Cutting out court appearances for preliminary procedural arguments and directions would make the system more efficient, saving time and money, Attorney-General John Hatzistergos said. While trials and committal hearings would continue to be held in courtrooms, simple procedural matters to be decided online would cut the need for parties to attend court.
"Traditionally, quite a few court appearances could be required to decide procedural matters before the hearing or trial could begin," Mr Hatzistergos. "JusticeLink will allow prosecutors and defence lawyers to log into a bulletin board, where they will type their arguments.
"The judge will be alerted to their posts by email and be able to log in and make determinations in real time. While the time-honoured traditions of our legal system will remain intact, JusticeLink will streamline the process, saving an enormous amount of time and money."
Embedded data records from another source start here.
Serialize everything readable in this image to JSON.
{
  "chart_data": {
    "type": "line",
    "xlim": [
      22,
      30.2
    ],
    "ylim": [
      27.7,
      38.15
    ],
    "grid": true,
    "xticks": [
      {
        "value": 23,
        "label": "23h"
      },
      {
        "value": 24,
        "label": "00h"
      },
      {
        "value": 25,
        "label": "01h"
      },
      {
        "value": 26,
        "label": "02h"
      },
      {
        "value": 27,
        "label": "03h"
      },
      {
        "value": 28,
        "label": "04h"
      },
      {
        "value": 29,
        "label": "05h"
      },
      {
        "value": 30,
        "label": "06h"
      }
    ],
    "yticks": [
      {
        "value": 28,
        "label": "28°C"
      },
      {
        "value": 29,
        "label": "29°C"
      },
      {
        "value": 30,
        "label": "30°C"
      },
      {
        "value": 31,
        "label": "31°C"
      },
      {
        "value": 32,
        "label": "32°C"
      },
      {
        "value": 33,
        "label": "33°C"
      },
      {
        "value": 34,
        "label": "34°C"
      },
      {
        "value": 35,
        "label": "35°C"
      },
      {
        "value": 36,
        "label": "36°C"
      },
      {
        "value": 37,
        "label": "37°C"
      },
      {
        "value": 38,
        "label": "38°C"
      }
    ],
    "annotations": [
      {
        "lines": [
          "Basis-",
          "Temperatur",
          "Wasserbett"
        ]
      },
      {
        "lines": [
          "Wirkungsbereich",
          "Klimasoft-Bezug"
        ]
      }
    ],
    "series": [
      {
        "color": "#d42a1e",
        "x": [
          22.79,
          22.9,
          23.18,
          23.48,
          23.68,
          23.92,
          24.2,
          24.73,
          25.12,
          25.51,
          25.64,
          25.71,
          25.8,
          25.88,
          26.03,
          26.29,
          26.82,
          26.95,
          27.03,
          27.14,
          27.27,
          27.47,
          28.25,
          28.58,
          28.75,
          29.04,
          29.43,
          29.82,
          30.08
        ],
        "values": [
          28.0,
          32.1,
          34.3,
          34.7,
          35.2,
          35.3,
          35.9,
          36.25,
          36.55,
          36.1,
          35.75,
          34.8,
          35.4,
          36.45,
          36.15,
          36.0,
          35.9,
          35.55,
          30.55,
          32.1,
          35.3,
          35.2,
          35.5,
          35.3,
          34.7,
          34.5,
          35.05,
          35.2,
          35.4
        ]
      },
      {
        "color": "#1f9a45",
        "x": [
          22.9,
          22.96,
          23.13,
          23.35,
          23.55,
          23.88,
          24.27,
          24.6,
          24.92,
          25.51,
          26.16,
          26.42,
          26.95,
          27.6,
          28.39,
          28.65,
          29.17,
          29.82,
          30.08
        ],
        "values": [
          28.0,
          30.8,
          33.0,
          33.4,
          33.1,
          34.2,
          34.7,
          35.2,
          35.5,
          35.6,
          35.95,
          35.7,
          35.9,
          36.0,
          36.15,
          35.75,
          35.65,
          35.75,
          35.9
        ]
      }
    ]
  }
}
JusticeLink has been successfully trialled in the NSW Supreme Court - where it saved 167 court appearances - and will be rolled out to the District Court on February 11.
Within 12 months, the computer system is expected to be operating in every criminal and civil court in NSW, including 160 local courts. Mr Hatzistergos said JusticeLink was the first multi-jurisdictional court computer system in the world, and was already being used by nine law firms to file documents in court.
"Filing motions and evidence online means all the parties to proceedings can pull up information at the touch of a button," Mr Hatzistergos said.
"When it's fully implemented, JusticeLink will dramatically reduce the justice system's reliance on paper copies of documents."
NSW Director of Public Prosecutions staff, police and officers from the Corrective Services Department would be able to use the system to "discuss" bail court appearances. JusticeLink's delivery was delayed by six months because of what Mr Hatzistergos told Parliament in November were "complications" in the project.
NSW Law Society president Hugh Macken welcomed the extension of JusticeLink, but warned privacy needed to be protected.
"It presents an enormous opportunity to reduce costs and the bureaucracy associated with the registration and filing of court documents," he said. "There are unique challenges in respect to privacy and ensuring there is control over the documents."